Lorsque le jeudi 22 mai 1969, à 19:00:57 (GMT) le module lunaire (LM) dont l’indicatif est Snoopy, dans lequel se trouvent Thomas Stafford et Eugene Cernan,  se sépare du module de commande et de service (CSM), Charlie Brown, John Young se retrouve tout seul. Il devient ainsi le premier humain à voler en solo autour de la Lune.

Le module de commande Apollo 10 « Charlie Brown » avec John Young à bord.

35 minutes après la séparation, lorsque toutes les vérifications ont été faites et de petits problèmes résolus, les deux vaisseaux spatiaux s’éloignent. Le LM se met alors sur une orbite très proche de 112,8 par 15,7 km, (le CSM restant sur une orbite quasi circulaire à quelque 111 km d’altitude, ce qui équivaut à 60 milles marins).

Le périsélène exact, mesuré à 21:29:43 (GMT) très précises, est de 14,4 km, à quelques degrés du site d’atterrissage prévu pour Apollo 11, qu’ils survolent à deux reprises.  Le LM ne peut pas descendre plus bas, car 13-14 km est l’altitude limite, en-deça il faut commencer la descente propulsée.

Alors que les deux vaisseaux spatiaux s’éloignent l’un de l’autre, on assiste à ces échanges :

Eugene Cernan (pilote du LM) : « John, tu es le premier véhicule spatial photographié par un autre en orbite autour de la Lune. Qu’est ce que tu en penses ?

John Young (pilote du CSM) : « Je pense que c’est bien. »

Quelques minutes plus tard :

John Young : « Vous ne saurez jamais comment cet engin (parlant du module de commande) est spacieux lorsqu’il n’y a plus qu’une personne à l’intérieur. »

Rires de Thomas Stafford, le commandant de la mission.

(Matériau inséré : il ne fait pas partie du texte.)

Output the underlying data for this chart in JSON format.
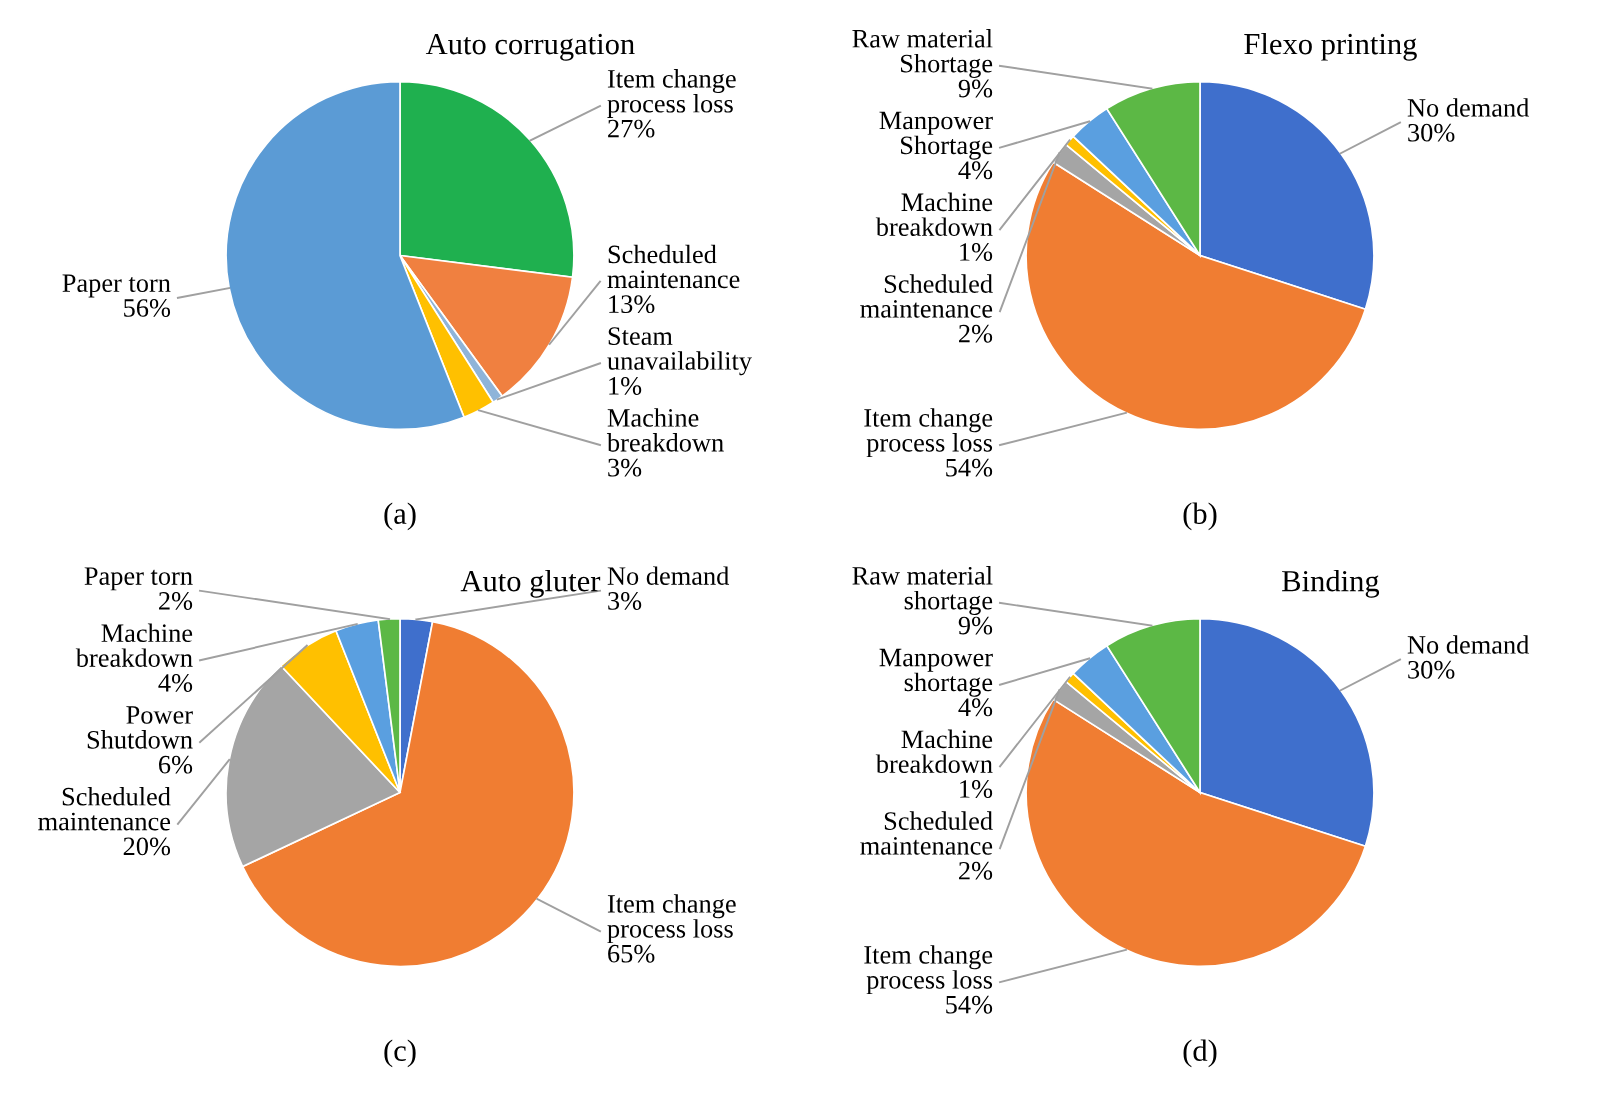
{
  "chart_data": [
    {
      "type": "pie",
      "title": "Auto corrugation",
      "annotations": [
        "(a)"
      ],
      "categories": [
        "Item change process loss",
        "Scheduled maintenance",
        "Steam unavailability",
        "Machine breakdown",
        "Paper torn"
      ],
      "values": [
        27,
        13,
        1,
        3,
        56
      ],
      "colors": [
        "#1fb04f",
        "#f08040",
        "#8fb4d9",
        "#ffc000",
        "#5b9bd5"
      ],
      "value_labels": [
        "27%",
        "13%",
        "1%",
        "3%",
        "56%"
      ]
    },
    {
      "type": "pie",
      "title": "Flexo printing",
      "annotations": [
        "(b)"
      ],
      "categories": [
        "No demand",
        "Item change process loss",
        "Scheduled maintenance",
        "Machine breakdown",
        "Manpower Shortage",
        "Raw material Shortage"
      ],
      "values": [
        30,
        54,
        2,
        1,
        4,
        9
      ],
      "colors": [
        "#3f6fcc",
        "#f07d32",
        "#a5a5a5",
        "#ffc000",
        "#5a9fe0",
        "#5cb845"
      ],
      "value_labels": [
        "30%",
        "54%",
        "2%",
        "1%",
        "4%",
        "9%"
      ]
    },
    {
      "type": "pie",
      "title": "Auto gluter",
      "annotations": [
        "(c)"
      ],
      "categories": [
        "No demand",
        "Item change process loss",
        "Scheduled maintenance",
        "Power Shutdown",
        "Machine breakdown",
        "Paper torn"
      ],
      "values": [
        3,
        65,
        20,
        6,
        4,
        2
      ],
      "colors": [
        "#3f6fcc",
        "#f07d32",
        "#a5a5a5",
        "#ffc000",
        "#5a9fe0",
        "#5cb845"
      ],
      "value_labels": [
        "3%",
        "65%",
        "20%",
        "6%",
        "4%",
        "2%"
      ]
    },
    {
      "type": "pie",
      "title": "Binding",
      "annotations": [
        "(d)"
      ],
      "categories": [
        "No demand",
        "Item change process loss",
        "Scheduled maintenance",
        "Machine breakdown",
        "Manpower shortage",
        "Raw material shortage"
      ],
      "values": [
        30,
        54,
        2,
        1,
        4,
        9
      ],
      "colors": [
        "#3f6fcc",
        "#f07d32",
        "#a5a5a5",
        "#ffc000",
        "#5a9fe0",
        "#5cb845"
      ],
      "value_labels": [
        "30%",
        "54%",
        "2%",
        "1%",
        "4%",
        "9%"
      ]
    }
  ]
}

Eugene Cernan : « Tu ne sauras jamais à quel point il parait minuscule lorsque tu es aussi loin que nous le sommes. »

Rires de Thomas Stafford

Deux minutes plus tard :

Eugene Cernan : « A bientôt, John, (suite inaudible, friture). »

John Young : « Bien reçu. »

Eugene Cernan : « Amuse-toi bien pendant notre absence, bébé. »

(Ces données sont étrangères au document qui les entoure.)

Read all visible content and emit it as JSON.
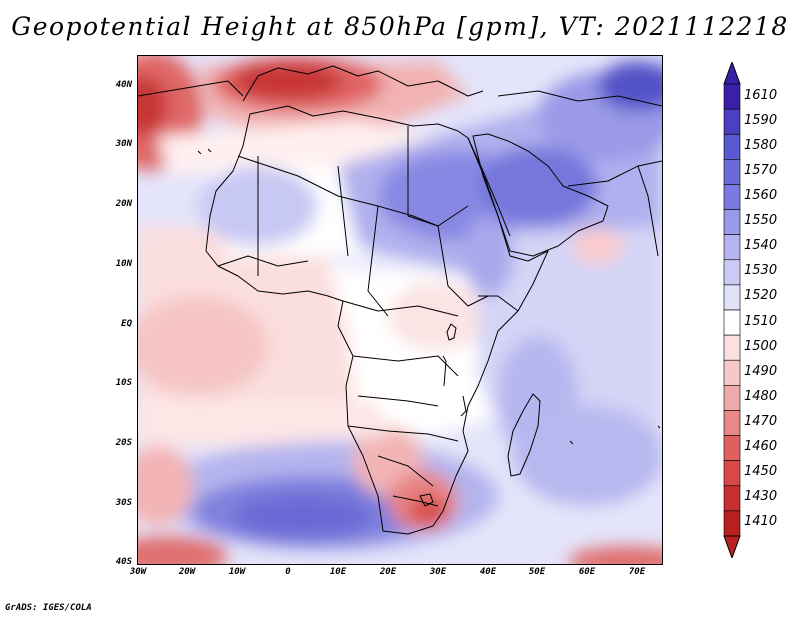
{
  "title": "Geopotential Height at 850hPa [gpm], VT: 2021112218",
  "credit": "GrADS: IGES/COLA",
  "map": {
    "lat_labels": [
      "40N",
      "30N",
      "20N",
      "10N",
      "EQ",
      "10S",
      "20S",
      "30S",
      "40S"
    ],
    "lon_labels": [
      "30W",
      "20W",
      "10W",
      "0",
      "10E",
      "20E",
      "30E",
      "40E",
      "50E",
      "60E",
      "70E"
    ]
  },
  "colorbar": {
    "labels": [
      "1610",
      "1590",
      "1580",
      "1570",
      "1560",
      "1550",
      "1540",
      "1530",
      "1520",
      "1510",
      "1500",
      "1490",
      "1480",
      "1470",
      "1460",
      "1450",
      "1430",
      "1410"
    ],
    "colors": [
      "#3a20a8",
      "#4a40c0",
      "#5a5ad0",
      "#6a6ad8",
      "#7a7ae0",
      "#9a9ae8",
      "#b4b4ee",
      "#cacaf4",
      "#e2e2fa",
      "#ffffff",
      "#fbe0e0",
      "#f6c8c8",
      "#f0aaaa",
      "#e88888",
      "#e06060",
      "#d84848",
      "#c83030",
      "#b82020"
    ]
  }
}
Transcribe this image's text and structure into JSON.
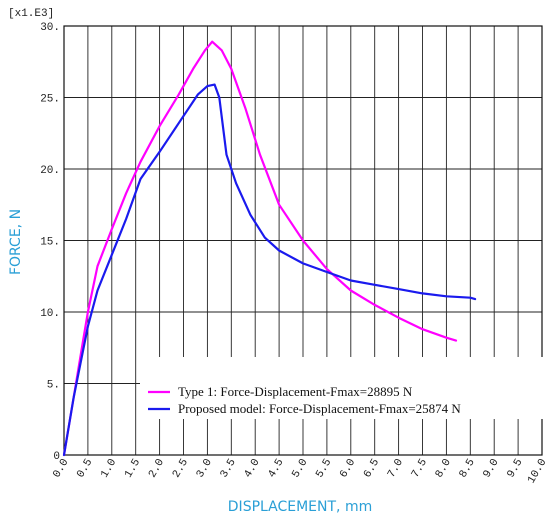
{
  "chart_data": {
    "type": "line",
    "xlabel": "DISPLACEMENT, mm",
    "ylabel": "FORCE, N",
    "y_scale_note": "[x1.E3]",
    "xlim": [
      0,
      10
    ],
    "ylim": [
      0,
      30
    ],
    "grid": true,
    "legend_position": "bottom-left",
    "x_ticks": [
      "0.0",
      "0.5",
      "1.0",
      "1.5",
      "2.0",
      "2.5",
      "3.0",
      "3.5",
      "4.0",
      "4.5",
      "5.0",
      "5.5",
      "6.0",
      "6.5",
      "7.0",
      "7.5",
      "8.0",
      "8.5",
      "9.0",
      "9.5",
      "10.0"
    ],
    "y_ticks": [
      "0",
      "5.",
      "10.",
      "15.",
      "20.",
      "25.",
      "30."
    ],
    "series": [
      {
        "name": "Type 1: Force-Displacement-Fmax=28895 N",
        "color": "#ff00ff",
        "x": [
          0,
          0.2,
          0.4,
          0.5,
          0.7,
          1.0,
          1.3,
          1.6,
          2.0,
          2.4,
          2.7,
          2.95,
          3.1,
          3.3,
          3.5,
          3.8,
          4.1,
          4.5,
          5.0,
          5.5,
          6.0,
          6.5,
          7.0,
          7.5,
          8.0,
          8.2
        ],
        "y": [
          0,
          4,
          8,
          10,
          13.2,
          15.8,
          18.3,
          20.5,
          23.0,
          25.2,
          27.0,
          28.3,
          28.9,
          28.3,
          27.0,
          24.2,
          21.0,
          17.5,
          15.0,
          13.0,
          11.5,
          10.5,
          9.6,
          8.8,
          8.2,
          8.0
        ]
      },
      {
        "name": "Proposed model: Force-Displacement-Fmax=25874 N",
        "color": "#1a1aee",
        "x": [
          0,
          0.2,
          0.5,
          0.7,
          1.0,
          1.3,
          1.6,
          2.0,
          2.4,
          2.8,
          3.0,
          3.15,
          3.25,
          3.4,
          3.6,
          3.9,
          4.2,
          4.5,
          5.0,
          5.5,
          6.0,
          6.5,
          7.0,
          7.5,
          8.0,
          8.5,
          8.6
        ],
        "y": [
          0,
          4,
          9,
          11.5,
          14,
          16.5,
          19.3,
          21.2,
          23.2,
          25.2,
          25.8,
          25.9,
          25.0,
          21.0,
          19.0,
          16.8,
          15.2,
          14.3,
          13.4,
          12.8,
          12.2,
          11.9,
          11.6,
          11.3,
          11.1,
          11.0,
          10.9
        ]
      }
    ]
  }
}
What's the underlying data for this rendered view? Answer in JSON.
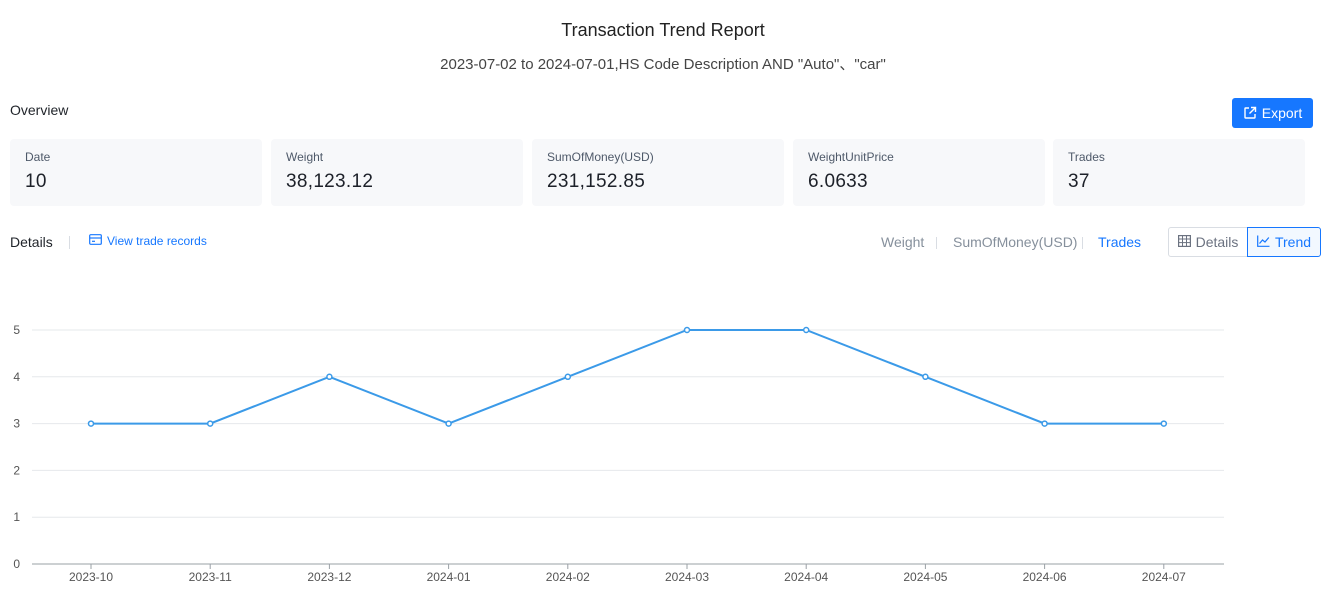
{
  "header": {
    "title": "Transaction Trend Report",
    "subtitle": "2023-07-02 to 2024-07-01,HS Code Description AND \"Auto\"、\"car\""
  },
  "overview": {
    "label": "Overview",
    "export_label": "Export",
    "stats": [
      {
        "label": "Date",
        "value": "10"
      },
      {
        "label": "Weight",
        "value": "38,123.12"
      },
      {
        "label": "SumOfMoney(USD)",
        "value": "231,152.85"
      },
      {
        "label": "WeightUnitPrice",
        "value": "6.0633"
      },
      {
        "label": "Trades",
        "value": "37"
      }
    ]
  },
  "details": {
    "label": "Details",
    "view_records_label": "View trade records",
    "metric_tabs": [
      {
        "label": "Weight",
        "active": false
      },
      {
        "label": "SumOfMoney(USD)",
        "active": false
      },
      {
        "label": "Trades",
        "active": true
      }
    ],
    "view_toggle": {
      "details_label": "Details",
      "trend_label": "Trend",
      "selected": "Trend"
    }
  },
  "colors": {
    "accent": "#1677ff",
    "series": "#3b9ae8"
  },
  "chart_data": {
    "type": "line",
    "title": "",
    "xlabel": "",
    "ylabel": "",
    "categories": [
      "2023-10",
      "2023-11",
      "2023-12",
      "2024-01",
      "2024-02",
      "2024-03",
      "2024-04",
      "2024-05",
      "2024-06",
      "2024-07"
    ],
    "series": [
      {
        "values": [
          3,
          3,
          4,
          3,
          4,
          5,
          5,
          4,
          3,
          3
        ]
      }
    ],
    "ylim": [
      0,
      5
    ],
    "yticks": [
      0,
      1,
      2,
      3,
      4,
      5
    ],
    "grid": true,
    "legend": "none"
  }
}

Thomas Stafford : « Oui, j’espère que tu ne te sentiras pas trop seul là-bas, John. »

Eugene Cernan :  « Et n’accepte aucune mise à jour pour la TEI. » (Trans-Earth Injection – Injection Trans-Terrestre)

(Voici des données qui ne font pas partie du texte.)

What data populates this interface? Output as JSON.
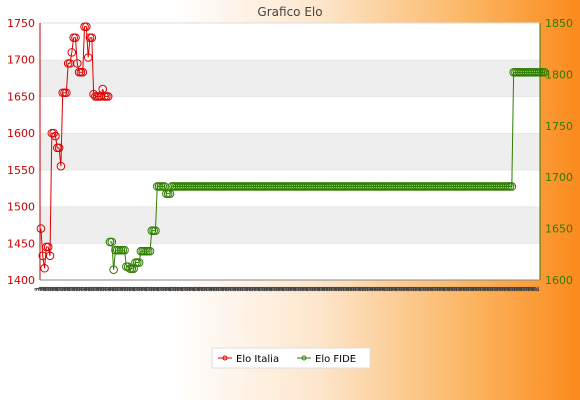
{
  "chart_data": {
    "type": "line",
    "title": "Grafico Elo",
    "y_left_lim": [
      1400,
      1750
    ],
    "y_left_ticks": [
      "1400",
      "1450",
      "1500",
      "1550",
      "1600",
      "1650",
      "1700",
      "1750"
    ],
    "y_right_lim": [
      1600,
      1850
    ],
    "y_right_ticks": [
      "1600",
      "1650",
      "1700",
      "1750",
      "1800",
      "1850"
    ],
    "grid": "horizontal, alternating bands",
    "legend_position": "bottom-center",
    "series": [
      {
        "name": "Elo Italia",
        "axis": "left",
        "color": "#dd0000",
        "x_start": 0,
        "values": [
          1470,
          1433,
          1416,
          1445,
          1445,
          1433,
          1600,
          1600,
          1596,
          1580,
          1580,
          1555,
          1655,
          1655,
          1655,
          1695,
          1695,
          1710,
          1730,
          1730,
          1695,
          1683,
          1683,
          1683,
          1745,
          1745,
          1703,
          1730,
          1730,
          1653,
          1650,
          1650,
          1650,
          1650,
          1660,
          1650,
          1650,
          1650
        ]
      },
      {
        "name": "Elo FIDE",
        "axis": "right",
        "color": "#2e7d00",
        "x_start": 38,
        "values": [
          1637,
          1637,
          1610,
          1629,
          1629,
          1629,
          1629,
          1629,
          1629,
          1613,
          1613,
          1611,
          1611,
          1611,
          1617,
          1617,
          1617,
          1628,
          1628,
          1628,
          1628,
          1628,
          1628,
          1648,
          1648,
          1648,
          1691,
          1691,
          1691,
          1691,
          1691,
          1684,
          1684,
          1684,
          1691,
          1691,
          1691,
          1691,
          1691,
          1691,
          1691,
          1691,
          1691,
          1691,
          1691,
          1691,
          1691,
          1691,
          1691,
          1691,
          1691,
          1691,
          1691,
          1691,
          1691,
          1691,
          1691,
          1691,
          1691,
          1691,
          1691,
          1691,
          1691,
          1691,
          1691,
          1691,
          1691,
          1691,
          1691,
          1691,
          1691,
          1691,
          1691,
          1691,
          1691,
          1691,
          1691,
          1691,
          1691,
          1691,
          1691,
          1691,
          1691,
          1691,
          1691,
          1691,
          1691,
          1691,
          1691,
          1691,
          1691,
          1691,
          1691,
          1691,
          1691,
          1691,
          1691,
          1691,
          1691,
          1691,
          1691,
          1691,
          1691,
          1691,
          1691,
          1691,
          1691,
          1691,
          1691,
          1691,
          1691,
          1691,
          1691,
          1691,
          1691,
          1691,
          1691,
          1691,
          1691,
          1691,
          1691,
          1691,
          1691,
          1691,
          1691,
          1691,
          1691,
          1691,
          1691,
          1691,
          1691,
          1691,
          1691,
          1691,
          1691,
          1691,
          1691,
          1691,
          1691,
          1691,
          1691,
          1691,
          1691,
          1691,
          1691,
          1691,
          1691,
          1691,
          1691,
          1691,
          1691,
          1691,
          1691,
          1691,
          1691,
          1691,
          1691,
          1691,
          1691,
          1691,
          1691,
          1691,
          1691,
          1691,
          1691,
          1691,
          1691,
          1691,
          1691,
          1691,
          1691,
          1691,
          1691,
          1691,
          1691,
          1691,
          1691,
          1691,
          1691,
          1691,
          1691,
          1691,
          1691,
          1691,
          1691,
          1691,
          1691,
          1691,
          1691,
          1691,
          1691,
          1691,
          1691,
          1691,
          1691,
          1691,
          1691,
          1691,
          1691,
          1691,
          1691,
          1691,
          1691,
          1691,
          1691,
          1691,
          1691,
          1691,
          1691,
          1691,
          1691,
          1691,
          1691,
          1691,
          1691,
          1691,
          1691,
          1691,
          1691,
          1691,
          1691,
          1691,
          1802,
          1802,
          1802,
          1802,
          1802,
          1802,
          1802,
          1802,
          1802,
          1802,
          1802,
          1802,
          1802,
          1802,
          1802,
          1802,
          1802,
          1802
        ]
      }
    ],
    "x_tick_labels": [
      "1",
      "1",
      "2",
      "2",
      "2",
      "2",
      "2",
      "2",
      "2",
      "2",
      "2",
      "2",
      "2",
      "2",
      "2",
      "2",
      "2",
      "2",
      "2",
      "2",
      "2",
      "2",
      "2",
      "2",
      "2",
      "2",
      "2",
      "2",
      "2",
      "2",
      "2",
      "2",
      "2",
      "2",
      "2",
      "2",
      "2",
      "2",
      "2",
      "2",
      "2",
      "2",
      "2",
      "2",
      "2",
      "2",
      "2",
      "2",
      "2",
      "2",
      "2",
      "2",
      "2",
      "2",
      "2",
      "2",
      "2",
      "2",
      "2",
      "2",
      "2",
      "2",
      "2",
      "2",
      "2",
      "2",
      "2",
      "2",
      "2",
      "2",
      "2",
      "2",
      "2",
      "2",
      "2",
      "2",
      "2",
      "2",
      "2",
      "2",
      "2",
      "2",
      "2",
      "2",
      "2",
      "2",
      "2",
      "2",
      "2",
      "2",
      "2",
      "2",
      "2",
      "2",
      "2",
      "2",
      "2",
      "2",
      "2",
      "2",
      "2",
      "2",
      "2",
      "2",
      "2",
      "2",
      "2",
      "2",
      "2",
      "2",
      "2",
      "2",
      "2",
      "2",
      "2",
      "2",
      "2",
      "2",
      "2",
      "2",
      "2",
      "2",
      "2",
      "2",
      "2",
      "2",
      "2",
      "2",
      "2",
      "2",
      "2",
      "2",
      "2",
      "2",
      "2",
      "2",
      "2",
      "2",
      "2",
      "2",
      "2",
      "2",
      "2",
      "2",
      "2",
      "2",
      "2",
      "2",
      "2",
      "2",
      "2",
      "2",
      "2",
      "2",
      "2",
      "2",
      "2",
      "2",
      "2",
      "2",
      "2",
      "2",
      "2",
      "2",
      "2",
      "2",
      "2",
      "2",
      "2",
      "2",
      "2",
      "2",
      "2",
      "2",
      "2",
      "2",
      "2",
      "2",
      "2",
      "2",
      "2",
      "2",
      "2",
      "2",
      "2",
      "2",
      "2",
      "2",
      "2",
      "2",
      "2",
      "2",
      "2",
      "2",
      "2",
      "2",
      "2",
      "2",
      "2",
      "2",
      "2",
      "2",
      "2",
      "2",
      "2",
      "2",
      "2",
      "2",
      "2",
      "2",
      "2",
      "2",
      "2",
      "2",
      "2",
      "2",
      "2",
      "2",
      "2",
      "2",
      "2",
      "2",
      "2",
      "2",
      "2",
      "2",
      "2",
      "2",
      "2",
      "2",
      "2",
      "2",
      "2",
      "2",
      "2",
      "2",
      "2",
      "2",
      "2",
      "2",
      "2",
      "2",
      "2",
      "2",
      "2",
      "2",
      "2",
      "2",
      "2",
      "2",
      "2",
      "2",
      "2",
      "2",
      "2",
      "2",
      "2",
      "2",
      "2",
      "2",
      "2",
      "2",
      "2",
      "2",
      "2",
      "2",
      "2",
      "2",
      "2",
      "2",
      "2",
      "2",
      "2",
      "2",
      "2",
      "2",
      "2",
      "2",
      "2",
      "2",
      "2",
      "2",
      "2",
      "2",
      "2",
      "2",
      "2",
      "2",
      "2",
      "2",
      "2",
      "2"
    ],
    "x_count": 275
  }
}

[Cernan fait allusion à l’allumage du moteur SPS (Service Propulsion System) du module de service qui permet de modifier la course du vaisseau spatial et le ramener sur une trajectoire qui croisera celle de la Terre. Il plaisante sur le fait que Young n’attende pas le retour des deux astronautes, et reparte sans eux. ]

Rires de Stafford

John Young : « Ne vous en faites pas, jusqu’à ce que vous reveniez, je ne prendrai plus aucune note sur le PAD. »

[Le PAD (Preliminary Advisory Data – Données Consultatives Préalables) est un classeur contenant des fiches pré-imprimées sur lesquelles les astronautes inscrivent régulièrement les données nécessaire (vélocité, position etc.) pour effectuer une manœuvre, elles sont communiquées par le centre de contrôle quelques temps avant ladite manœuvre, (changement d’orbite, correction mi-course etc.). Une procédure qui permet de pallier une perte des communications avec la Terre à l’instant t.]

Malgré les dangers encourus, lors de cette mission à très haut risque, les astronautes plaisantent, pour relâcher un peu la tension…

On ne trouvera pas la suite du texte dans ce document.